The Theory and Theology of Nonlinear Balance

Monday, February 11, 2002 - 11:00am - 12:00pm
Keller 3-180
James McWilliams (University of California, Los Angeles)
A didactic presentation will be given on the premises, mathematical structure, regimes of validity, historical experience, evolutionary singularities, and unbalanced instabilities for the reduced fluid-dynamical system, the Balance Equations. The Balance Equations are an asymptotically consistent (but nonunique) set of approximations for rotating, stably stratified flows, built around the quasi-static momentum balances of hydrostacy in the vertical and gradient-wind balance in the horizontal divergence.

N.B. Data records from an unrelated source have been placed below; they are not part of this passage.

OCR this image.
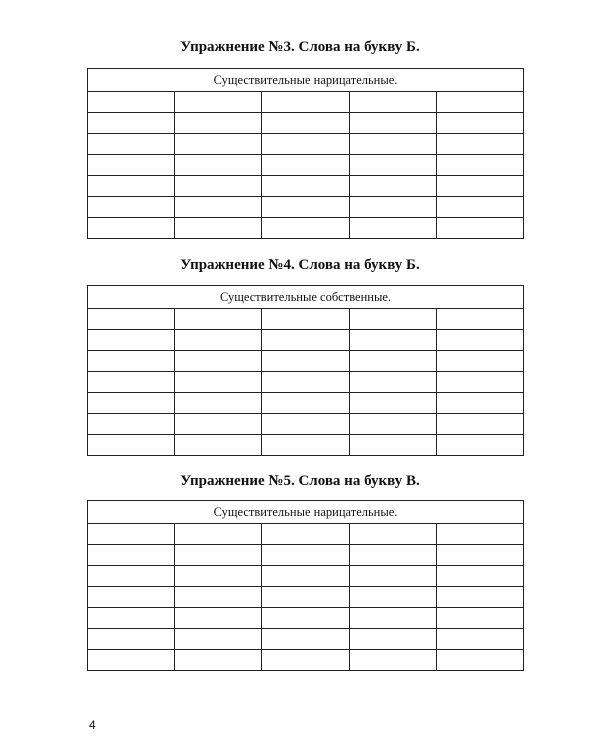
Упражнение №3. Слова на букву Б.
Существительные нарицательные.				

Упражнение №4. Слова на букву Б.
Существительные собственные.				

Упражнение №5. Слова на букву В.
Существительные нарицательные.				

4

It is widely agreed that the vast majority of the energy in the general circulations of the ocean and atmosphere is in balanced motions. In this context, the organizing focus of the talk will be on the mystery of large-scale energy dissipation in the ocean and atmosphere: planetary forcing energizes large-scale balanced motions, including balanced instabilities of the directly forced flows; balanced flows are asymptotically characterized by an inverse energy cascade towards larger scales, but there are few and relatively inefficient dissipation mechanisms available are large scales (e.g., bottom drag and radiative cooling); thus, somehow the route to dissipation at small scales remains to be elucidated.